SGX also asked how the audit committee decided that the CLA's arranger fee is "fair and not prejudicial to the interests of minority shareholders". 

The bourse further noted that both the CBSA and CLA have a common lender, Dato' Seri Chong Thim Pheng. The bourse questioned why an arranger was still needed for the recent CLA. Prosper Network is solely owned by the son-in-law of Dato Chong.

Capital World responded that the company has suffered from the weak property market in Johor over the past two years and has been unable to secure loans from financial institutions. It accepted the terms of the CLA to avoid defaulting on the CBSA, which could attract litigation.  

The company also said that the total cost of the Oct 3 CLA is lower than the CBSA, due to the absence of facility share fees that the CBSA had. Capital World added that terminating the CBSA provides more time to improve cash flow from operations. 

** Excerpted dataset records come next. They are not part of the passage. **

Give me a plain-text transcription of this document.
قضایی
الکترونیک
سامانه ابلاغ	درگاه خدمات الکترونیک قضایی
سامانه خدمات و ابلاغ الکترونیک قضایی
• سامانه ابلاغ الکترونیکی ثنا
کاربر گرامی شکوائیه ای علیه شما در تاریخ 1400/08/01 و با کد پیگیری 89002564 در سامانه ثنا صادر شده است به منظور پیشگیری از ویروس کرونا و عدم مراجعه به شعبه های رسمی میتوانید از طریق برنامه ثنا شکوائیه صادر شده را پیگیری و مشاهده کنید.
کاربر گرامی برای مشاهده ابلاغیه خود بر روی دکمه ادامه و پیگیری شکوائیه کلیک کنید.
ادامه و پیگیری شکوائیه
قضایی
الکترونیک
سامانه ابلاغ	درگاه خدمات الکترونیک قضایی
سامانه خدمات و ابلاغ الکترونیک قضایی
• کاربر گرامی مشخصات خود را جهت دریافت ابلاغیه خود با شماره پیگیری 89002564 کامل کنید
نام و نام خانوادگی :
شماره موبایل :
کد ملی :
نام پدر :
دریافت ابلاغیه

Capital World also said that the arranger fee would be funded from the CLA proceeds and not from its existing cash holdings. Despite the common lender for the CLA and CBSA, Prosper Network was still needed to "facilitate the financing", it added. 

"The company wishes to assure the regulators and its shareholders that the Company has no intention to recycle convertible bonds/loans with ever-increasing interest rate. The present circumstances are quite exceptional," Capital World said in its response. 

In response to SGX's query about approaching banks for loans, Capital World said that it had considered private funds for financing. However, these funds provide interest rates of between 15 per cent and 18 per cent, it explained. 

Capital World's cash flow has been hit by slow sales for its Capital City Mall and Serviced Suites, which is expected to launch in early-2020. The company is "cautiously optimistic" that the launch could alleviate the situation. 

Shares of Capital World closed flat at S$0.016 on Thursday.